Other leading researchers in both America and Asia concur that women who eat a typical Western diet – high in meat, fat, and sugar – face a higher risk of breast cancer than women who eat a typical Asian diet, which is high in soy and vegetables. Renowned nutrition expert Dr. Dean Ornish reports, “In Japan and other countries where the consumption of animal fat is much lower, breast cancer is rare.”

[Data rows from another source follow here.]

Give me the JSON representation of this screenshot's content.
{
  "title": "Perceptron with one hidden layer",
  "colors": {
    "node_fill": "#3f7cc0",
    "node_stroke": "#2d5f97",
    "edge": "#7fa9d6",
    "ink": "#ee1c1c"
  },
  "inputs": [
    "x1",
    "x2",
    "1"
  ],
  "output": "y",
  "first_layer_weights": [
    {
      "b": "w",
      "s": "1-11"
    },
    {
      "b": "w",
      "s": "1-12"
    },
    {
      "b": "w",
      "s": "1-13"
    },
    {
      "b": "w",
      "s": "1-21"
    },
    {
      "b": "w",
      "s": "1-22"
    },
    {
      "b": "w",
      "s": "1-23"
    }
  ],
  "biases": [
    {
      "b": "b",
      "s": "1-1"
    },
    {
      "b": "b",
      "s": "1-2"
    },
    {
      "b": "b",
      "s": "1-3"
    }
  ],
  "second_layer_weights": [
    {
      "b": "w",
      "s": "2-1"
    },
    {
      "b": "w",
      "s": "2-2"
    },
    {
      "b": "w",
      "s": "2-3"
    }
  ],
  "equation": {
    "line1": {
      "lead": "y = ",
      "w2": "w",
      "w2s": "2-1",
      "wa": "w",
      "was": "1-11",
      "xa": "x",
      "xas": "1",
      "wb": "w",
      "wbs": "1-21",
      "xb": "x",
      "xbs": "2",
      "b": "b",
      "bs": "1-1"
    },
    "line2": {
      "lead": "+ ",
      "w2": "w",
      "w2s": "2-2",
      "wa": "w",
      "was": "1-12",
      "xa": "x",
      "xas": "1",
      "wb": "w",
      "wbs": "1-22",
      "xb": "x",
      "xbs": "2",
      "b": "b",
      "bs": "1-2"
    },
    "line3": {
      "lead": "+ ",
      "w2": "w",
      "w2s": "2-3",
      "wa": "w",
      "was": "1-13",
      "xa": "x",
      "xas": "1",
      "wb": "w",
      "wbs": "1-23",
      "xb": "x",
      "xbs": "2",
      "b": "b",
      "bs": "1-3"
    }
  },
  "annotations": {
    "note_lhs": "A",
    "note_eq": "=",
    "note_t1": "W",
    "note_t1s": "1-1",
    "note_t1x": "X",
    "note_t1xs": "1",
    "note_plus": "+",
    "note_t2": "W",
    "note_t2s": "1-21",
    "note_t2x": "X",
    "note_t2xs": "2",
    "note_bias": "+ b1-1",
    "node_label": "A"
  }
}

Eating fatty foods, animal protein, and heavily processed foods can boost one's risk of breast cancer and other diseases, while eating plant-based foods can lower it. Plant-based foods are typically low in saturated fat and high in fiber and phytochemicals, which knock out carcinogens and fight inflammation. Going vegan can even help women who have been diagnosed with breast cancer beat the disease.

Studies also show that vegans are nine times less likely to be obese than meat-eaters are, and maintaining a healthy weight is key to preventing breast cancer.

What can we do?  First, go read the rest of the article.

Pink Ribbon Diet

Second, order this book: The Pink Ribbon Diet: A Revolutionary New Weight Loss Plan to Lower Your Breast Cancer Risk which focuses on a plant based olive oil  (PBOO) diet. The PBOO diet concentrates primarily on foods that can lower the risk of breast cancer or prevent its recurrence, while omitting foods associated with risks.

So, my take-away from Heather's article is that while I adore the plethora of pinkness, I should be alert to pinkwashing.  And most importantly, I need to remember that Breast Cancer Awareness Month isn't all about the pink as much as it is about avoiding this disease as far as it is in our power to do so!  That starts with eating a plant-based diet that is low in meat, fat, sugar and processed foods.  We can do that!